Air bag stoichiometry refers to the ideal ratio of fuel to air required for airbags to function optimally and safely. This ratio ensures the efficient and complete combustion of the propellant, typically sodium azide (NaN3), used to inflate the airbag.

The stoichiometric ratio for airbag deployment is crucial because:

1. Complete Combustion: Achieving a stoichiometric mixture ensures that all the sodium azide propellant is consumed during combustion. This prevents the formation of partially burned fuel particles, which can lead to incomplete deflation or even reignition of the airbag, posing safety risks.

2. Nitrogen Generation: During airbag inflation, sodium azide undergoes a rapid decomposition reaction, releasing nitrogen gas as the primary inflation agent. Stoichiometric conditions guarantee the production of sufficient nitrogen, ensuring the airbag's rapid and effective deployment.

3. Temperature Control: The stoichiometric ratio helps regulate the temperature generated during the combustion process. Proper stoichiometry prevents excessive heat production, which could damage airbag components and potentially cause burns to the vehicle's occupants.
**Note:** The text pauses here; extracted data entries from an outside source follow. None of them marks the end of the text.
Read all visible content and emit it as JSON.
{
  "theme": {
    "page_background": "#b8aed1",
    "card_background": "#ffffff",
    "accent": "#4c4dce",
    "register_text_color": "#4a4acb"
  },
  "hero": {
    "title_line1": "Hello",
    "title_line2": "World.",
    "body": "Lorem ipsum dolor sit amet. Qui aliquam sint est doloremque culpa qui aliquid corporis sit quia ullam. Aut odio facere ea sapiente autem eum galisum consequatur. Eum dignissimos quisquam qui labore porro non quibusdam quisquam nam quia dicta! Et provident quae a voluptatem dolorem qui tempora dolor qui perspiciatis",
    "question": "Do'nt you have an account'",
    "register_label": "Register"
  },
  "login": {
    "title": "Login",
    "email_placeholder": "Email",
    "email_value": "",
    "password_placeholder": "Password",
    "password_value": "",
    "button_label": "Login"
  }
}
4. Minimizing Residual Gas: Ensuring stoichiometric conditions helps minimize the amount of unreacted reactants, such as excess fuel or air, inside the airbag after deployment. This reduces the risk of unwanted chemical reactions or potential explosions within the airbag.

Overall, achieving airbag stoichiometry is critical to ensure the reliable, safe, and efficient functioning of airbags, providing essential protection to vehicle occupants during accidents.